We need, badly, to simplify it. A single, low rate, with no deductions, subsidies, credits, or other froo-froo would be suitably simple.

Better, would be eliminating corporate taxes altogether. In the end, the taxes a business pays are just costs passed on to customers in the form of higher prices; the taxed business doesn’t itself pay very much of its tax liability.

Either move would be doubly beneficial: more money left in the company’s coffers for R&D, marketing, capital improvement, jobs, wage increases from the reduced/eliminated taxes. More money also would be left in the company’s coffers for R&D, marketing,… from the reduced/eliminated tax compliance costs.

And all of that adds up to lowered prices for the company’s customers.

A Taxing Case

Apple won its appeal of a European Commission ruling that it owed €13 billion ($15 billion) in back taxes because Ireland had illegally subsidized the company.

The General Court agreed with Ireland’s argument that the matter wasn’t an illegal subsidy because the nation cut similar tax deals with all comers.

The EU, of course, is not happy. It’s Tax Justice Coordinator (no irony in that title), Tove Maria Ryding, said,

If we had a proper corporate tax system, we wouldn’t need long court cases to find out whether it is legal for multinational corporations to pay less than 1% in taxes.

She’s not far wrong, but not in the way she intends. If the EU had a proper corporate tax system, if it were truly interested in tax justice, if the rest of the member nations had proper corporate tax systems, the EU and its constituents would have far lower tax rates and be more effective competitors with Ireland, Luxembourg, and Netherlands on taxes and business attractions.

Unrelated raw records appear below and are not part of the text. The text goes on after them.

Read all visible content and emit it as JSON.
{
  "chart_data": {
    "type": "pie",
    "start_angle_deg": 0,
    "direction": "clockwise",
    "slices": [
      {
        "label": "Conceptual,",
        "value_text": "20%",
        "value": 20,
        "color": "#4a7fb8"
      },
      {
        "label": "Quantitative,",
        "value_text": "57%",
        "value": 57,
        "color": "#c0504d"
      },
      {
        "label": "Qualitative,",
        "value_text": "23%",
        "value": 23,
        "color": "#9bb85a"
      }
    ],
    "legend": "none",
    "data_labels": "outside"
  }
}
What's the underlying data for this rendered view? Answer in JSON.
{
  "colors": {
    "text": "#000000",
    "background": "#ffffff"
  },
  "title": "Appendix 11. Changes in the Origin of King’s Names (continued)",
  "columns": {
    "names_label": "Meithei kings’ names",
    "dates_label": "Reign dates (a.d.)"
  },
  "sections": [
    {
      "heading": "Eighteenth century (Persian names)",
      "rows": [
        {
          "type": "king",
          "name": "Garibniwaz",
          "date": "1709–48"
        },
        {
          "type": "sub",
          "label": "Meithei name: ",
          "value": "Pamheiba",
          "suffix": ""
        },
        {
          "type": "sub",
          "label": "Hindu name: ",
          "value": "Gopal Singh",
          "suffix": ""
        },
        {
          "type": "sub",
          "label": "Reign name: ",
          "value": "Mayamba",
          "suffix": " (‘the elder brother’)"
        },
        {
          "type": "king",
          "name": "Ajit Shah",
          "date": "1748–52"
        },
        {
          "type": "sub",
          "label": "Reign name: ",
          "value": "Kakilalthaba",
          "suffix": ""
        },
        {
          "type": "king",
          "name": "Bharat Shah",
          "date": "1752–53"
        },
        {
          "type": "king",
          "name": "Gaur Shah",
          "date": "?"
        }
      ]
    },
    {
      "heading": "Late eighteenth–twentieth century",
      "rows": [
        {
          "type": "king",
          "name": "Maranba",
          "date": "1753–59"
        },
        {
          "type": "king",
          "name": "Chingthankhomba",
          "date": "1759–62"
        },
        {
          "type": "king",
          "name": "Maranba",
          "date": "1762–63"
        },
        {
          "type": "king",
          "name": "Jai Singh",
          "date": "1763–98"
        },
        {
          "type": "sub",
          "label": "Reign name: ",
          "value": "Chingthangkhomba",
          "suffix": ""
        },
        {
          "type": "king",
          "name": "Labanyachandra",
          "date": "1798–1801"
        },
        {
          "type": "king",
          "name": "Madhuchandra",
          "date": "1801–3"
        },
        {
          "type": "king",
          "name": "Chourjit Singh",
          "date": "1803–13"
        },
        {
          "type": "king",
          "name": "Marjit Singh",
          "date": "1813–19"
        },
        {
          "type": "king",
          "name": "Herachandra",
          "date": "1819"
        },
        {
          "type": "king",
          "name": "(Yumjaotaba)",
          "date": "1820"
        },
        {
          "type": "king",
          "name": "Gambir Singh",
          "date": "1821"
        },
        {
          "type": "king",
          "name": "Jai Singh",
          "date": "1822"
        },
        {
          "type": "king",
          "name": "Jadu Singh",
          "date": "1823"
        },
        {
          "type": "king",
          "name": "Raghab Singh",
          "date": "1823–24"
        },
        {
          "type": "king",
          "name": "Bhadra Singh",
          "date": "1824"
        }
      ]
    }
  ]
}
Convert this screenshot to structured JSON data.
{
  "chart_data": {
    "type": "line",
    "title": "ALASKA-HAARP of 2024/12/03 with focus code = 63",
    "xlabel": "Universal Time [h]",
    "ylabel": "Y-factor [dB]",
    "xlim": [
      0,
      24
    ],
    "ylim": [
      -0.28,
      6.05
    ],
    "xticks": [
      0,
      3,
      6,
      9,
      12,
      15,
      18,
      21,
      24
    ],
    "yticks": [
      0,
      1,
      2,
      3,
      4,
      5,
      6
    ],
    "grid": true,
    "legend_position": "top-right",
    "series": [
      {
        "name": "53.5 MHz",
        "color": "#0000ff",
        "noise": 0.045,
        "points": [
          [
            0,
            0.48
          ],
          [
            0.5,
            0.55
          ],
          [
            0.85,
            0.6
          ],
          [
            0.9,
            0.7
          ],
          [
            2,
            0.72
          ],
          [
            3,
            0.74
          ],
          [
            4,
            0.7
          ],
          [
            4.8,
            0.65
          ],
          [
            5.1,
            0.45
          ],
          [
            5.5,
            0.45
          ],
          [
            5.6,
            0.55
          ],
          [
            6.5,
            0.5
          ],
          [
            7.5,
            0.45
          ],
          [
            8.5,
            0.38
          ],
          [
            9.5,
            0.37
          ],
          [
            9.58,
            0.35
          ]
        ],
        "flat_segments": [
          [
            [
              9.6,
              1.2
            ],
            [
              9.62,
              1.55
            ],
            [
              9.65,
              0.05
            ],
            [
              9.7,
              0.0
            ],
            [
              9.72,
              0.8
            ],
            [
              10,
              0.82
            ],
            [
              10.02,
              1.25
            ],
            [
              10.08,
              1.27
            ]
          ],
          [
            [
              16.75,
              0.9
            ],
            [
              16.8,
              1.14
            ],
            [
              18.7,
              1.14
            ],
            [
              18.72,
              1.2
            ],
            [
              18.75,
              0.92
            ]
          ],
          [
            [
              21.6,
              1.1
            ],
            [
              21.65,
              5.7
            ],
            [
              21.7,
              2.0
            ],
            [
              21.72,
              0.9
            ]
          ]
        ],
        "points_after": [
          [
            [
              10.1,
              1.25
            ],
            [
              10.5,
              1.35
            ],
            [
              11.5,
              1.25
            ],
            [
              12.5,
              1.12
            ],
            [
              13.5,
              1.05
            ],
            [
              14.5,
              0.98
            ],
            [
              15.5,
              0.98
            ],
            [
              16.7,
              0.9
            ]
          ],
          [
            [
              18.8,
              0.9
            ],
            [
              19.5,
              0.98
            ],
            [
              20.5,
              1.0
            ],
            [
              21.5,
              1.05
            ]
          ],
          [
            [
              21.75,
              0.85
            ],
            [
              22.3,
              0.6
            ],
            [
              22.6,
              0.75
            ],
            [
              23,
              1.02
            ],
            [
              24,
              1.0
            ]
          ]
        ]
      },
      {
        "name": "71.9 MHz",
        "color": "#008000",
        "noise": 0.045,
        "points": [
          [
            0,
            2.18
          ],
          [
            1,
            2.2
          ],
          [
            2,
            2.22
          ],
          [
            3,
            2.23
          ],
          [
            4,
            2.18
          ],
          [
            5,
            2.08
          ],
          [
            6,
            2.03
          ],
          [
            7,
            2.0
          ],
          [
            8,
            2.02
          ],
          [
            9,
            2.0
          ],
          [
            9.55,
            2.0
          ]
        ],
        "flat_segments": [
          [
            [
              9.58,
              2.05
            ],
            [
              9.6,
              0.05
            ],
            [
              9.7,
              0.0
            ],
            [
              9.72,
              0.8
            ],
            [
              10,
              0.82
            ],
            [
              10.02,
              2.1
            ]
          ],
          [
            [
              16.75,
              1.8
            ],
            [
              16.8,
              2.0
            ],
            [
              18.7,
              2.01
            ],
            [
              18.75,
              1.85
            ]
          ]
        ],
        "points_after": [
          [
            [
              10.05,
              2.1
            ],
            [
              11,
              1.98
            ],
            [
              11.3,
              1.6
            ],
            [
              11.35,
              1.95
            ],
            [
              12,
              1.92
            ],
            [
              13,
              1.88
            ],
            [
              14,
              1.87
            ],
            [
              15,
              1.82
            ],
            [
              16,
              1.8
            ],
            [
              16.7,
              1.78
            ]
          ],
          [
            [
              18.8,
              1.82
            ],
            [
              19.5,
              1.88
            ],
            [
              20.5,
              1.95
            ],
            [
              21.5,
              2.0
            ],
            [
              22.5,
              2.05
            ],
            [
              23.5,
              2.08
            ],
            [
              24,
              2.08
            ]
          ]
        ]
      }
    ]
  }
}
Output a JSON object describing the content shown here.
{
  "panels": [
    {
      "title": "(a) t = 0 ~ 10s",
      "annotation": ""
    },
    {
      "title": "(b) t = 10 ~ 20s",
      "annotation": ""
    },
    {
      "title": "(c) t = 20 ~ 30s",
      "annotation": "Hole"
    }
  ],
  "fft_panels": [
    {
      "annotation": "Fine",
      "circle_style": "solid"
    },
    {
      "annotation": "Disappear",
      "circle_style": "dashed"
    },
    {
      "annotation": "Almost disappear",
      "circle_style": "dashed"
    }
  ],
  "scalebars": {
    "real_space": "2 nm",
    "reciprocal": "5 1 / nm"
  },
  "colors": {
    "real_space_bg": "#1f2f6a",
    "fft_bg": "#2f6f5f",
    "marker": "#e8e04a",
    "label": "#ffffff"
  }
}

Then neither the EU nor its other constituent nations would need long court cases in efforts to force low-tax nations to raise their taxes, which would only be to the detriment of those nations’ businesses and citizens. And the EU and those other constituent nations’ citizens could share in the prosperity the citizens of the three enjoy, rather than forcing those to their prosperity and opportunities to the level of the rest.